- Leader: Hubert Maga
- Founded: August 1957
- Dissolved: 1958
- Merger of: Dahomeyan Democratic Movement Union of Independents of Dahomey
- Merged into: Dahomeyan Progressive Party
- Ideology: Nationalism

= Dahomeyan Democratic Rally =

Political party in French Dahomey

The Dahomeyan Democratic Rally (Rassemblement Démocratique Dahoméen, RDD) was a political party in French Dahomey led by Hubert Maga.

==History==
The party was established in August 1957 by a merger of the Dahomeyan Democratic Movement led by Maga and the Independents of the North party led by Paul Darboux. However, Darboux left the party shortly after its establishment and refounded his party as the Union of Independents of Dahomey.

Like most other parties in Dahomey, it was a regional one and was heavily backed by the northern section of the French colony (particularly among the Bariba) without much support elsewhere. However, it suffered from internal rivalries between factions based in Parakou and Nikki and conflict between the Bariba and Dendi.
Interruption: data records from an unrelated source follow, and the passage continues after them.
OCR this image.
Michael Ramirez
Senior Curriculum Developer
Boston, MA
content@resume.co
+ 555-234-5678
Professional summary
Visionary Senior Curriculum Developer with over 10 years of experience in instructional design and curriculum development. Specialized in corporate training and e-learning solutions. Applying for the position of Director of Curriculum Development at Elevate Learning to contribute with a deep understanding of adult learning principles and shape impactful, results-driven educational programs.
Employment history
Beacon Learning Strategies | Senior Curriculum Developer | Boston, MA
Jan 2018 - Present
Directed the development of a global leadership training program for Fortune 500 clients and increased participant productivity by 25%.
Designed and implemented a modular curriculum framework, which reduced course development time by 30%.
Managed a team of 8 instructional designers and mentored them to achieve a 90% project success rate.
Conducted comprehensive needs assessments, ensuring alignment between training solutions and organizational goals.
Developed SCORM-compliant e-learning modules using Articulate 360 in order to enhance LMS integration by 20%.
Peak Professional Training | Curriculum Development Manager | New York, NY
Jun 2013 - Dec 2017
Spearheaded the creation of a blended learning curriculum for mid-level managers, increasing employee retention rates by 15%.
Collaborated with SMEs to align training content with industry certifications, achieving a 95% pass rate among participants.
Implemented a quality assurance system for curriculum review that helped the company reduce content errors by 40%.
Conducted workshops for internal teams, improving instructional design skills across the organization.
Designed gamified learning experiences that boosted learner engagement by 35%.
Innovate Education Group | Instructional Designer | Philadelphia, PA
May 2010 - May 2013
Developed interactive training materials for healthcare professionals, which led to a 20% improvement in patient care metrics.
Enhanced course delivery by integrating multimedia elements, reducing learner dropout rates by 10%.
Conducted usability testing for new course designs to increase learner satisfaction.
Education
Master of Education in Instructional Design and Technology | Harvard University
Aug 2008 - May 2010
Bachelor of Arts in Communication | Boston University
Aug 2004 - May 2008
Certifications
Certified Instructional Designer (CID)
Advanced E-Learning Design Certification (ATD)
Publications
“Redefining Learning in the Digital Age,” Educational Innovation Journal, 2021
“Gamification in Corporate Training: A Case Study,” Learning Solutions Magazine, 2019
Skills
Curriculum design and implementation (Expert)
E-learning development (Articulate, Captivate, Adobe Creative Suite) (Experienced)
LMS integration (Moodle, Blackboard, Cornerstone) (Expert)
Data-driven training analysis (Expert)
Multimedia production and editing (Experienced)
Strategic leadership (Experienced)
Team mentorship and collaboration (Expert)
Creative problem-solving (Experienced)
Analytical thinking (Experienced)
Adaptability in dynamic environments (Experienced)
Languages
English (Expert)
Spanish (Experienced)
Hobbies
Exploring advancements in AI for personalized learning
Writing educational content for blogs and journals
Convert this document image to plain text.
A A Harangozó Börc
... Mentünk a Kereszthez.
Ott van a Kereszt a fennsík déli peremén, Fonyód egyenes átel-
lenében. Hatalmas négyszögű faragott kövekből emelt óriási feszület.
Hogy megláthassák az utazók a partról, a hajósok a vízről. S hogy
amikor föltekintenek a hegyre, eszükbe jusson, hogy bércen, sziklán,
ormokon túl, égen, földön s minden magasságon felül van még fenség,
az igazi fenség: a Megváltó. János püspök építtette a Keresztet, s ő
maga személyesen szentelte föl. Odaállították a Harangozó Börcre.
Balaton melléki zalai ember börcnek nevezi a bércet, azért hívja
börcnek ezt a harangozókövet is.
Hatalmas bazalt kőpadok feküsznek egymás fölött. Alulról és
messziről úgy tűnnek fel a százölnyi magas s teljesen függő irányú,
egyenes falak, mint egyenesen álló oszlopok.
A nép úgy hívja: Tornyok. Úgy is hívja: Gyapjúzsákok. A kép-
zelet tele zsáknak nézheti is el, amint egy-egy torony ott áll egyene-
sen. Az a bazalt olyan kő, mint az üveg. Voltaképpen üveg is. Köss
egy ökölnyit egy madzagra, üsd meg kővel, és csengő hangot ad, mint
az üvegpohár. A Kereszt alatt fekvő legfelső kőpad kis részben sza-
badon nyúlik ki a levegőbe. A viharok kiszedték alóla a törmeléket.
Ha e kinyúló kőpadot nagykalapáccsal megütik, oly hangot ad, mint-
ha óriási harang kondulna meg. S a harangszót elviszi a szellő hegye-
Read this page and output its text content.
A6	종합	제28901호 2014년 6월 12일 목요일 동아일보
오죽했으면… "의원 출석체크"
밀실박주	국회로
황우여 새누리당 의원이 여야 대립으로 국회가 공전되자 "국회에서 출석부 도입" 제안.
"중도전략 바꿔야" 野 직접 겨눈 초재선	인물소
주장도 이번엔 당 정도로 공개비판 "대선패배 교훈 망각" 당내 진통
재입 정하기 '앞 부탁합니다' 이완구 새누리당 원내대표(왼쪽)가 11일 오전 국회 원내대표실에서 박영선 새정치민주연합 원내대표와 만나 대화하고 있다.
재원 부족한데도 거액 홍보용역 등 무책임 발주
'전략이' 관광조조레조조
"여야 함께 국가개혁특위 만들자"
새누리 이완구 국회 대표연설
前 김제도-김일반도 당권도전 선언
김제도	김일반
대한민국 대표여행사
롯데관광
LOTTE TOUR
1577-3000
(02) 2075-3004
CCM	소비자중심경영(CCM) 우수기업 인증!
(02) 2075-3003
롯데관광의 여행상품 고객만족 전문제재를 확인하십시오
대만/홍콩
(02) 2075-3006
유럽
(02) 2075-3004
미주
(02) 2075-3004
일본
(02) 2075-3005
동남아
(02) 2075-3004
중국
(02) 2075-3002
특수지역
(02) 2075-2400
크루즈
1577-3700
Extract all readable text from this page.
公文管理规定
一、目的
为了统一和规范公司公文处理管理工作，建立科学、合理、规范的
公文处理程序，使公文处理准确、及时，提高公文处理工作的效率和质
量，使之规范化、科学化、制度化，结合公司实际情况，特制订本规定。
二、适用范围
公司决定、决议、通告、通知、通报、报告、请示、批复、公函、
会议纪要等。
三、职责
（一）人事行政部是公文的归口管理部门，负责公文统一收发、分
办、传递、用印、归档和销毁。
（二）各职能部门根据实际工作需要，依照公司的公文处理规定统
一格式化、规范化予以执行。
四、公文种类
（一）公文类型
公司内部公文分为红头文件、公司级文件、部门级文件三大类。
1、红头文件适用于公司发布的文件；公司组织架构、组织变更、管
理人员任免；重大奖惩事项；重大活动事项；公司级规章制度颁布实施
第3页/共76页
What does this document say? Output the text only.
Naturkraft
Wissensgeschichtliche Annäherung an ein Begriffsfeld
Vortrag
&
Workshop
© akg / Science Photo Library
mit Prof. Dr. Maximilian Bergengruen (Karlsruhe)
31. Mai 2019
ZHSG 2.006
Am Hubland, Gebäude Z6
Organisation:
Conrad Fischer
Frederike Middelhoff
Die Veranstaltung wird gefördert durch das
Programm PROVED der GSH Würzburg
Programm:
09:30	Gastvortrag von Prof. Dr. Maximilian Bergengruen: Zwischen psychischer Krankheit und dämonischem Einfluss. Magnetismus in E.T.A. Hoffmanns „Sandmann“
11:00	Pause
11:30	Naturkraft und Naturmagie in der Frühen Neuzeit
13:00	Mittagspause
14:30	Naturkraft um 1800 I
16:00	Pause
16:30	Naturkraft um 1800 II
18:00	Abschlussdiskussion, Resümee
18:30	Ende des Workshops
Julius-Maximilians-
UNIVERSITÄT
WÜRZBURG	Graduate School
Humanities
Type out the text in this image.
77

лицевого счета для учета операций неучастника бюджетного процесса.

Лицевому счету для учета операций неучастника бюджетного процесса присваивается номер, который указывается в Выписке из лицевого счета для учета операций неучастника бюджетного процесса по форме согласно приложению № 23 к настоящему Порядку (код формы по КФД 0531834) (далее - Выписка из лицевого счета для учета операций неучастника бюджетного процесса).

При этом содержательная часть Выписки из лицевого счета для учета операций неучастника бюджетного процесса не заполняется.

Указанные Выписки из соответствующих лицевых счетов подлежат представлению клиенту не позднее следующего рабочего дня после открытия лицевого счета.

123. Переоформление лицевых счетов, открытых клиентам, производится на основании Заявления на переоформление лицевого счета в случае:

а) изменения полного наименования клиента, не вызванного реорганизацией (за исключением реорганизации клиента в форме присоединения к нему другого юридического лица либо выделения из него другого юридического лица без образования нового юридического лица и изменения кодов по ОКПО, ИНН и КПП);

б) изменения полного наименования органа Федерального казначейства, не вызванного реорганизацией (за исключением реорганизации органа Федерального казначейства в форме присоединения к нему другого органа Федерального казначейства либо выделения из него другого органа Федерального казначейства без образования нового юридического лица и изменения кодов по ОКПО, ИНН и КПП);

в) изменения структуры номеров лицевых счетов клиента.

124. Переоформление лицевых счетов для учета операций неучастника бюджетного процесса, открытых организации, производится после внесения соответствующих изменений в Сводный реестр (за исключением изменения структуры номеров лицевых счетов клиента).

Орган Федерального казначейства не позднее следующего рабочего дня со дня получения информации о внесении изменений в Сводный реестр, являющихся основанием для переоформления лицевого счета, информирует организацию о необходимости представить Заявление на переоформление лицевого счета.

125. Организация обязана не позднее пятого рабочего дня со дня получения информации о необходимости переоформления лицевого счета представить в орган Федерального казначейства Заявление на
In 1958 the party merged with the Yoruba-dominated Republican Party of Dahomey (PRD) led by Sourou-Migan Apithy to form the Dahomeyan Progressive Party, which was to be the Dahomeyan branch of the African Regroupment Party. However, internal disagreements led to the parties splitting back into their original forms in 1959. The RDD won 22 seats in the 1959 elections, and in 1960 agreed to merge with the PRD again, this time under the name Dahomeyan Unity Party.

The party was briefly re-established as the Dahomeyan National Union (Union Nationale Dahoméene) following a coup by Christophe Soglo in 1965. However, all parties were banned by Soglo in December 1965.